I went through all kinds of nervous flutters when I was putting the submission packet together. I couldn’t say how many times I checked and rechecked everything for typos. Finally I submitted, then chewed my nails until I got a reply email… with a form rejection.
Well, crud. I guess my angel story wasn’t perfect for the anthology after all.
But I had heard enough advice about submissions to know that the best thing to do was get that story right back out there. A quick tweak to my query letter, and it was off to a new publisher.
And I got another rejection, this one telling me that this was a romance publisher and they weren’t interested in general fiction.
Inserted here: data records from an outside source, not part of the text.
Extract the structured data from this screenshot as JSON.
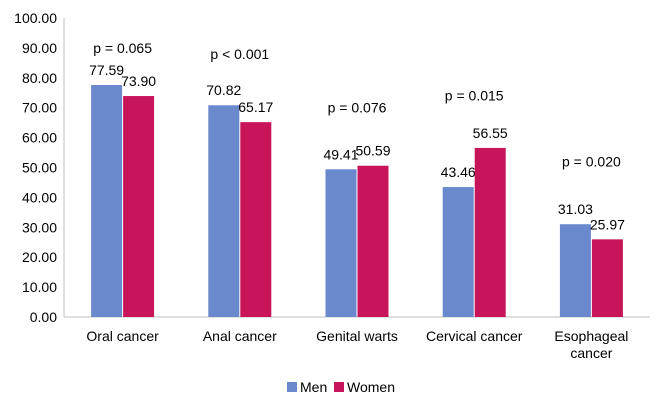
{
  "chart_data": {
    "type": "bar",
    "categories": [
      "Oral cancer",
      "Anal cancer",
      "Genital warts",
      "Cervical cancer",
      "Esophageal cancer"
    ],
    "category_lines": [
      [
        "Oral cancer"
      ],
      [
        "Anal cancer"
      ],
      [
        "Genital warts"
      ],
      [
        "Cervical cancer"
      ],
      [
        "Esophageal",
        "cancer"
      ]
    ],
    "series": [
      {
        "name": "Men",
        "values": [
          77.59,
          70.82,
          49.41,
          43.46,
          31.03
        ],
        "labels": [
          "77.59",
          "70.82",
          "49.41",
          "43.46",
          "31.03"
        ],
        "color": "#6a89cc"
      },
      {
        "name": "Women",
        "values": [
          73.9,
          65.17,
          50.59,
          56.55,
          25.97
        ],
        "labels": [
          "73.90",
          "65.17",
          "50.59",
          "56.55",
          "25.97"
        ],
        "color": "#c8155a"
      }
    ],
    "p_values": [
      "p = 0.065",
      "p < 0.001",
      "p = 0.076",
      "p = 0.015",
      "p = 0.020"
    ],
    "p_value_levels": [
      90,
      88,
      70,
      74,
      52
    ],
    "yticks": [
      "0.00",
      "10.00",
      "20.00",
      "30.00",
      "40.00",
      "50.00",
      "60.00",
      "70.00",
      "80.00",
      "90.00",
      "100.00"
    ],
    "ylim": [
      0,
      100
    ],
    "grid": false,
    "legend_position": "bottom-center",
    "title": "",
    "xlabel": "",
    "ylabel": ""
  }
}
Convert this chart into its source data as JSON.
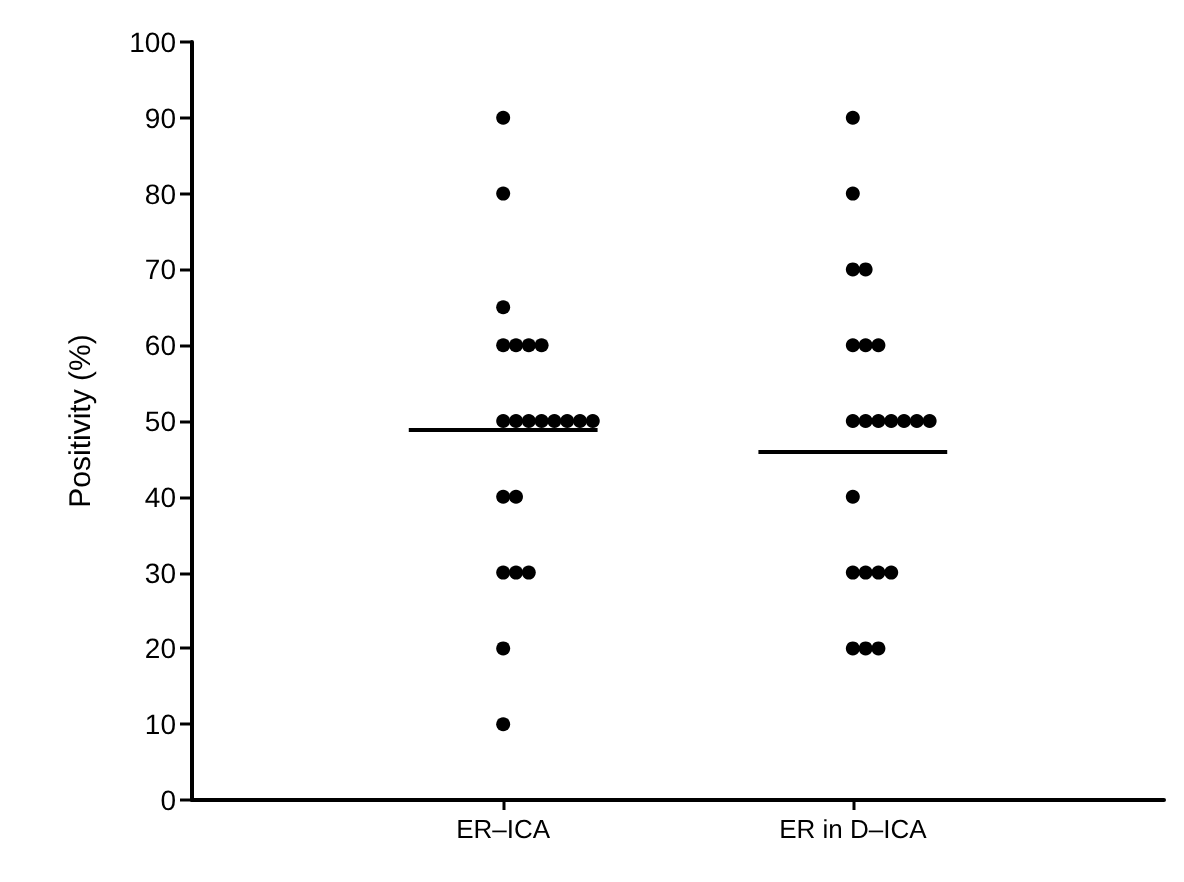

I knew I had screwed something up big time. This was a romance, but my query letter and synopsis didn’t show the love story. I think I had taken it for granted they would understand there was a love story in there, and had concentrated my synopsis on the action plot.
I was lucky, though. One of my friends who is with the publisher intervened and I was granted permission to resend the story, with a corrected synopsis. I consider this my lucky break in this business, and a favor I will never forget.
My corrected synopsis made it past the slush reader and into the hands of an editor, and she emailed to ask me if I would be interested in a contract. (Um… yes please?) It took me four read throughs and having about a dozen friends read it to confirm I really had done it. I’d sold my first story.
Those days when I’m I’m feeling impatient, when I see the same question I answered last week being asked by someone new this week, I try to step back and remember that first sale. I bumbled my way through it thanks to the hand-holding and guidance of people who were probably answering the same questions for me that they’d answered the week before for someone else.
This is a business where friends are invaluable. knowing people with the knowledge and experience to guide you through those hard firsts can make the difference between getting an offer or getting another form rejection. So yeah, I get tired and impatient sometimes, but in the end, I want to be one of those friends who holds hands and helps people along.